Great stuff, and it caught the music world’s attention immediately. The only flaw in the strategy was that the act was a little too perfect. After a few years of groundbreaking music, videos, and costumes (remember the flowerpots?), Devo were seen to be repeating themselves. Warners dropped them, and after floundering on a couple of independent labels, the band called it quits in 1990.

So here we are, 20 years later, and Devo has released one of their finest efforts yet. They are even back on Warner Brothers Records again. Reunion albums are always a hit-or-miss affair. To be honest, it is usually miss. That is not the case with Something For Everybody. This is easily the best they have done since 1982’s Oh No, It’s Devo.

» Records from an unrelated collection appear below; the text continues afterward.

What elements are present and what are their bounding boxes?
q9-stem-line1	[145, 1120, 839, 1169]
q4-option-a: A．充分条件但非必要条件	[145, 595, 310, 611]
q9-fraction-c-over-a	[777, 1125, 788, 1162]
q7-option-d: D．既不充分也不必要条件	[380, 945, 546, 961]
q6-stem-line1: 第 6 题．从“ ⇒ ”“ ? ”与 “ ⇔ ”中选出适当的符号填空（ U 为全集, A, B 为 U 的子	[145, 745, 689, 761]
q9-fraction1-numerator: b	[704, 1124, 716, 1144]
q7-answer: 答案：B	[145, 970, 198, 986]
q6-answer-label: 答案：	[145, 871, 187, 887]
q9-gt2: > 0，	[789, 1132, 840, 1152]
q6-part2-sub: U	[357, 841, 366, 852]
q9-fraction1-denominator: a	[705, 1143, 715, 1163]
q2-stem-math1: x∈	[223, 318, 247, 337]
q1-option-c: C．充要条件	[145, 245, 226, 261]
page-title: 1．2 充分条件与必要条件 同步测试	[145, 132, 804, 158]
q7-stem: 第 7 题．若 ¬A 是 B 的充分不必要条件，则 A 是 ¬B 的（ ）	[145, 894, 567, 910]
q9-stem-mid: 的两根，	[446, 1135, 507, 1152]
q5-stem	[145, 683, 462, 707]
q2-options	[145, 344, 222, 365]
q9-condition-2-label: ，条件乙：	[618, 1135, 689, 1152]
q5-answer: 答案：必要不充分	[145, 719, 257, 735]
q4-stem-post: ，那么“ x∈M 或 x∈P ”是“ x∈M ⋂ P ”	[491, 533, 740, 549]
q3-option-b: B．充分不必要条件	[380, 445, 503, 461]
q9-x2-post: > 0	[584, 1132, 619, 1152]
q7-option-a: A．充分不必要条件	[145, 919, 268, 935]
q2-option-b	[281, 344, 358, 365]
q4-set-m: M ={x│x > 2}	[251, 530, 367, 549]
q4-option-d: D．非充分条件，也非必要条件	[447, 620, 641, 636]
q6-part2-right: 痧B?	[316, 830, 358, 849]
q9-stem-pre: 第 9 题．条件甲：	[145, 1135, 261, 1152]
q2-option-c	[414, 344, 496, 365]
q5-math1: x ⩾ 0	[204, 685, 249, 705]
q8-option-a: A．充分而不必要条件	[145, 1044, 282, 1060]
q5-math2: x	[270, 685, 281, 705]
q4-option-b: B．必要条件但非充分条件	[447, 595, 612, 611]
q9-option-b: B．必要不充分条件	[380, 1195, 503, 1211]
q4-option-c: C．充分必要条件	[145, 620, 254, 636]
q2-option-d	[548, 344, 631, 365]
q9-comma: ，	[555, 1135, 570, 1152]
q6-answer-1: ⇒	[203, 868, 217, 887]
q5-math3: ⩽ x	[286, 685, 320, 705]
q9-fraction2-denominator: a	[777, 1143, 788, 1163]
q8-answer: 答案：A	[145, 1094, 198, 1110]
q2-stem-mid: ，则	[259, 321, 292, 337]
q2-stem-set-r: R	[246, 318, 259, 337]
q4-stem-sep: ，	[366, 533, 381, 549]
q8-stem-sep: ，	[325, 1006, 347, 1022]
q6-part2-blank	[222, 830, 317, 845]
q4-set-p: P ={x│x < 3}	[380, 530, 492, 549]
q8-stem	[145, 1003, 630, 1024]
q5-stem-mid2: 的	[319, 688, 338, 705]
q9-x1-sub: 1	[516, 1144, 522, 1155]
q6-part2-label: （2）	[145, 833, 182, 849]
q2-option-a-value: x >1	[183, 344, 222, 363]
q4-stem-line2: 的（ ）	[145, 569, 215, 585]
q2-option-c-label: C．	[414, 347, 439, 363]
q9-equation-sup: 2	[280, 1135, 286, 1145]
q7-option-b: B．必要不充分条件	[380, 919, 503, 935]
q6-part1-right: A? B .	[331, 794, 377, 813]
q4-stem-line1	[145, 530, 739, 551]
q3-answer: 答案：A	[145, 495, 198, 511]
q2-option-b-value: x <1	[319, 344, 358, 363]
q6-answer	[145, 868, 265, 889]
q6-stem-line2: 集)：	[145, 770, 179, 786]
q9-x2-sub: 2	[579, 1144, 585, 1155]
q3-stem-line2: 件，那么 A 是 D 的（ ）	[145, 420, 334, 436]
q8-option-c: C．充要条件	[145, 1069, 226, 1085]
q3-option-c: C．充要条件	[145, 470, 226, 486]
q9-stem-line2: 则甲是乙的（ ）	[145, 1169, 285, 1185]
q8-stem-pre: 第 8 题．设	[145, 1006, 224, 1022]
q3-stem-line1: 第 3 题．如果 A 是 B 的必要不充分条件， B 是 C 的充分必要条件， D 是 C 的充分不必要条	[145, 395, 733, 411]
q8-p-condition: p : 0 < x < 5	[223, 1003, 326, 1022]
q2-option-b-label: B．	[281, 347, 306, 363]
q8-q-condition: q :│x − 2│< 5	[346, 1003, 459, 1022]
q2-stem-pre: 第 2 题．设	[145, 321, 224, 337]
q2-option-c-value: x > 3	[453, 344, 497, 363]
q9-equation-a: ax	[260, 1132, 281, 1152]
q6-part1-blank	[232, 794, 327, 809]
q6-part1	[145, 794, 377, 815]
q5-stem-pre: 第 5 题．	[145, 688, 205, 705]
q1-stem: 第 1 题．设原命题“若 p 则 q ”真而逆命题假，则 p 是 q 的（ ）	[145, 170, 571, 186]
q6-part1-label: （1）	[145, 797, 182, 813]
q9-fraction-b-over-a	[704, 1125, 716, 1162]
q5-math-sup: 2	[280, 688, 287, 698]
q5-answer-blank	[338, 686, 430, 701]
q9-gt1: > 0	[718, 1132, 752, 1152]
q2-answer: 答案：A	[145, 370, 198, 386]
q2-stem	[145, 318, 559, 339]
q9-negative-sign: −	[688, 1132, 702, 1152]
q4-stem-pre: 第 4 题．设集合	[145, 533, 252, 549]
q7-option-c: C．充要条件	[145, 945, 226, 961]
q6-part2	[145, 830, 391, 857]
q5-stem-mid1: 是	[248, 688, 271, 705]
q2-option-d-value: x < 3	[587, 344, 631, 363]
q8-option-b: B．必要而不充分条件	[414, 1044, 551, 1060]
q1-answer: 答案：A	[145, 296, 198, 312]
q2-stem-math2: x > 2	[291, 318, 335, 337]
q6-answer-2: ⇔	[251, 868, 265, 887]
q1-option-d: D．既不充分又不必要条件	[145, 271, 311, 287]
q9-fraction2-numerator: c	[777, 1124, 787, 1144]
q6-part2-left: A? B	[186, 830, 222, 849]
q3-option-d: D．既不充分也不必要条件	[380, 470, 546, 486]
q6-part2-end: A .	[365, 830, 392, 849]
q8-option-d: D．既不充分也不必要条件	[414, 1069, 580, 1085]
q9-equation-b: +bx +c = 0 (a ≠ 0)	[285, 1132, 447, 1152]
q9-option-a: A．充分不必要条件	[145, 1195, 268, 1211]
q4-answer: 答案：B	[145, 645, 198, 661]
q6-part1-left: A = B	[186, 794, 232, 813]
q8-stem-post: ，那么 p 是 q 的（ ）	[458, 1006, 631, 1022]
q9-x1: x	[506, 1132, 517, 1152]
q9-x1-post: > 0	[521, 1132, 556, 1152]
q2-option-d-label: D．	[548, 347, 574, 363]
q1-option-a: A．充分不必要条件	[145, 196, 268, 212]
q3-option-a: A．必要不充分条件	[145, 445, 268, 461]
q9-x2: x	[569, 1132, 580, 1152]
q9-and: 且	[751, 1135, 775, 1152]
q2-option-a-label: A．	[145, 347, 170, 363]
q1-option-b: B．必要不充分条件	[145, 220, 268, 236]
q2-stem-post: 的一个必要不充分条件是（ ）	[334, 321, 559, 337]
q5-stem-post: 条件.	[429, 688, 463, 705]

Lead track “Fresh” is classic Devo. You hear elements of their most abandoned moments throughout the song, as well as reminders of fellow Class Of ‘78 alumni such as the Dickies and B-52’s. Any thoughts of this being just a new wave redux record are vanquished on the next track, “What We Do.” The vintage house-music beats sound so 1988, it’s comical. But this is meant as a positive, because someone as cutting-edge as Mark Mothersbaugh knows exactly what he is doing, so the wink to late-eighties Wax Trax! is clearly intentional.

“Don’t Shoot (I’m A Man)” is an instant classic, one of those insanely hook-filled tunes that you just cannot get out of your head. “Mind Games” is another, with the added fun of being filled with antiquated 8-bit videogame sounds.

The only song that gave me pause comes towards the end with “No Place Like Home,” a pretty straightforward ballad with lyrics bemoaning the destruction man has caused on the earth. Devo goes Green, I guess. It certainly fits in with the de-evolution idea, but is a little disconcertingly earnest.

The album winds up with “March On,” which effectively incorporates a message with the classic Devo sound. In this case, it is about a “brave little soldier” whose life has passed him by. The beat and the effects Devo utilize to tell the tale work perfectly, combining to close the record out on a great note.

It is heartwarming to see a group like this make a triumphant return to recording. I think anyone who ever appreciated Devo in their heyday will enjoy Something For Everybody.